Super Mario Bros. Deluxe is a 1999 remake of the classic NES title, released for the Game Boy Color. This movie aims to complete the game as fast as possible, using warps to skip sections of the game. This movie is a 4 frame improvement over the previous publication; 1 frame was saved in 1-1, 1 was saved in 4-2, and 2 were saved in 8-4.
Emulation Details:
Emulator: BizHawk 2.10
Core: Gambatte
BIOS: Official Nintendo BootROM
ROM Checksum: 94466f48d8b4f811608ce8641de5f82315cd60b5
Level-by-Level Breakdown:
1-1:
1 frame was saved here thanks to a discovery made by Shot313 a few months ago; a frame can be saved when entering vertical pipes if you have a good y-subpixel.
4-2:
Another frame was saved entering the World 8 pipe in the warpzone due to another better y-subpixel.
8-4:
Two frames were saved due to better pipe entries in the first room and third room.
There are 2 other vertical pipes in this movie (the World 4 pipe and the walljump room pipe), however a frame cannot be saved on them because the World 4 warp pipe requires Mario to land on the edge of the pipe to enter them optimally (A good y-subpixel can only be achieved if Mario doesn't land on the edge of the pipe before he enters it), and the walljump pipe doesn’t work with any jump height from the walljump (I tested them all.)
Special Thanks
Thanks to Shot313 for discovering the new timesave, this TAS wouldn't have been possible without you! -King Kappa
I’d like to clarify something really quick. When I say “a discovery made by Shot313 a few months ago” in the submission page, I am referring to Shot313’s previous submission. He did find a single frame save in 4-2 (due to the better y-subpixel), that submission does in fact touch the axe in 8-4 a frame earlier than the current publication. I think some confusion arose as to whether his TAS was identical or slower because A. He ended inputs on the axe instead of ending them as soon as possible and B. The way this game’s publications are encoded causes all transitions to appear shorter than they actually are when played back in BizHawk, which led to the current publication appearing shorter in the comparison linked in that submission’s discussion thread.
I also noticed something really weird with the submission framerate.
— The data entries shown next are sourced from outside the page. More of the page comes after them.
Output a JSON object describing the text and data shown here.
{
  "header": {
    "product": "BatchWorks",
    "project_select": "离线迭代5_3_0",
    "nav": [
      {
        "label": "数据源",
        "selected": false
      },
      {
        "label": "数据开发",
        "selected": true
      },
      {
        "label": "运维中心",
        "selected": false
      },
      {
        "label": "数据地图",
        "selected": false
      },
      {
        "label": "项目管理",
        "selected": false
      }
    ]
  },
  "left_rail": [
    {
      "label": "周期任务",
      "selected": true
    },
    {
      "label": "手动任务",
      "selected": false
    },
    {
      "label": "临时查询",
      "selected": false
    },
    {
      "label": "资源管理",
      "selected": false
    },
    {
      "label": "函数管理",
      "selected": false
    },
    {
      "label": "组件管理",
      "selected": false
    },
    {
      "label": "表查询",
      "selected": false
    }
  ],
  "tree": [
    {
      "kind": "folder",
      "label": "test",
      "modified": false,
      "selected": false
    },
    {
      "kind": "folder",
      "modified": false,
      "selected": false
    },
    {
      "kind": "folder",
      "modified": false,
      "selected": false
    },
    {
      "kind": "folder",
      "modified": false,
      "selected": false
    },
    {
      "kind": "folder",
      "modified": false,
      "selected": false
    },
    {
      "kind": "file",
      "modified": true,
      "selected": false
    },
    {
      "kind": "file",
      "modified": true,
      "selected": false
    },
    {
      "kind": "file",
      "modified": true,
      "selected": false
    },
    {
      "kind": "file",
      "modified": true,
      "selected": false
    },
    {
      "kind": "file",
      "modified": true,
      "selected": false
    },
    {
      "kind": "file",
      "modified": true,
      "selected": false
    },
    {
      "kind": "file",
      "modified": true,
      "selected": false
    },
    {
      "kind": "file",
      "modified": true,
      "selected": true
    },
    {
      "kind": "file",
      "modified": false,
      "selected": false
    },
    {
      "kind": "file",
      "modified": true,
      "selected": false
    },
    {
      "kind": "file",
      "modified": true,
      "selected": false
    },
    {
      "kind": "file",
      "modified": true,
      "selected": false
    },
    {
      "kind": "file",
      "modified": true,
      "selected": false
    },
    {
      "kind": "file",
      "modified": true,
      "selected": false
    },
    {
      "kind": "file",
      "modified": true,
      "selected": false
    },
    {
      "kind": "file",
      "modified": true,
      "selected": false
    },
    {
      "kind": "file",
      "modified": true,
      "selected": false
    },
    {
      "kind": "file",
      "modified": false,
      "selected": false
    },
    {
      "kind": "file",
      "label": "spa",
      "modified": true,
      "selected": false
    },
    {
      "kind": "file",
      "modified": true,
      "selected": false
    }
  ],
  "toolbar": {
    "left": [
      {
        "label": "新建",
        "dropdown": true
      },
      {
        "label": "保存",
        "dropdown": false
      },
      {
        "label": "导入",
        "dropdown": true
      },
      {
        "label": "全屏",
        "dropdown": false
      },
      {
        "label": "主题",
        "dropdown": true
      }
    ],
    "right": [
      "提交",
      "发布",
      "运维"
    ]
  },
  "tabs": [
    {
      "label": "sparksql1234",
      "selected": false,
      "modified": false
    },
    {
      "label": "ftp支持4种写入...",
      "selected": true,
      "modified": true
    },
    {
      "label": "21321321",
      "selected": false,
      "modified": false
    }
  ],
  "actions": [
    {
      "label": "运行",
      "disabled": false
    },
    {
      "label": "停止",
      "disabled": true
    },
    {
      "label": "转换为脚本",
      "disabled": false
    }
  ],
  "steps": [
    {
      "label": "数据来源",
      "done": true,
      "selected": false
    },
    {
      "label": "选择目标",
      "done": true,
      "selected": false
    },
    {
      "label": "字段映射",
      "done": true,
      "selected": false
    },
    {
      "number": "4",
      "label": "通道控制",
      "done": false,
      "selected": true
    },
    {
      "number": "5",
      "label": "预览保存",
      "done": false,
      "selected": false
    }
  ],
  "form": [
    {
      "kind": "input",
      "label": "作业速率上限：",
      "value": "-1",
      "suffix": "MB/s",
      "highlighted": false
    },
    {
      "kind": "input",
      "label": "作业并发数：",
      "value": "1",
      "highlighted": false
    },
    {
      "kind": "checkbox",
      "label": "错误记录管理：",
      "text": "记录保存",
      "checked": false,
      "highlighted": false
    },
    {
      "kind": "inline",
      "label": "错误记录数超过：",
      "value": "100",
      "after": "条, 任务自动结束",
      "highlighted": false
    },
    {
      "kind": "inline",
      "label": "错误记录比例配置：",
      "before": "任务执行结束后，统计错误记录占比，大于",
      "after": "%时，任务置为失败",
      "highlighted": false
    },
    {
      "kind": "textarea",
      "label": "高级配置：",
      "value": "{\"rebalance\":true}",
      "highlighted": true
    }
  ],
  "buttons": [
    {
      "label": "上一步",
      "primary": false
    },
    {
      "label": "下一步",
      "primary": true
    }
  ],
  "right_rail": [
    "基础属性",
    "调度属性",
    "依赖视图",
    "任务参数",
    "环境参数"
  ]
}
It isn't the GBC's native 59.7275 FPS, but instead it is 59.8897 FPS. Just something kinda odd I wanted to point out.
It isn't the GBC's native 59.7275 FPS, but instead it is 59.8897 FPS.
I think the submission is timed that way because LCD-off frames bring up the average framerate. As explained here:
CasualPokePlayer wrote:
The Game Boy effectively has a variable framerate. The ~59.7275 FPS only applies while the LCD is on. The game can turn the LCD off, at which point, there is no concept of "framerate" anymore. Gambatte by default runs for 35112 samples (i.e. the amount of audio in a nominal 59.7275 FPS frame) or when VBlank occurs, whichever comes first. As such, you will generally end up getting a frame much shorter than expected when the LCD is switched from off to on. If you were to say remove all the "short" frames, you would return back to an actual ~59.7275 FPS.
Since the frame count alone can't encompass these variable-length GBx frames, the site parser seems to also read the CycleCount included in the .bk2. This is then output as a custom framerate for that particular submission. So two TASes of the same game may have different calculated FPS, at least where LCD-off frames are present.
CasualPokePlayer wrote:
BizHawk will encode a CFR video file, which uses the nominal framerate reported by the core (which case is ~59.7275 FPS).
...
BizHawk will attempt to keep video and audio in sync by either sacrificing video or audio. With "Sync To Audio", video is sacrificed, skipping or duping frames when needed. If you uncheck Sync To Audio, you will instead have audio sacrificed, leading to various pitch issues throughout the video. Audio issues are much more noticable than a few video frames being skipped/duped occasionally, hence why Sync To Audio is the default.
In practice too, this doesn't actually affect GB encoding, since the few frames which get duped would be identical to the ""correct"" frame anyways, leading to no actual sacrifice of video output.
I'm not sure if the final paragraph here addresses your earlier post about encode times. If you're counting transition frames in BizHawk and dividing by 59.7275 then the time may be off compared to what the video dump shows. Of course, someone can correct me if any of this is wrong.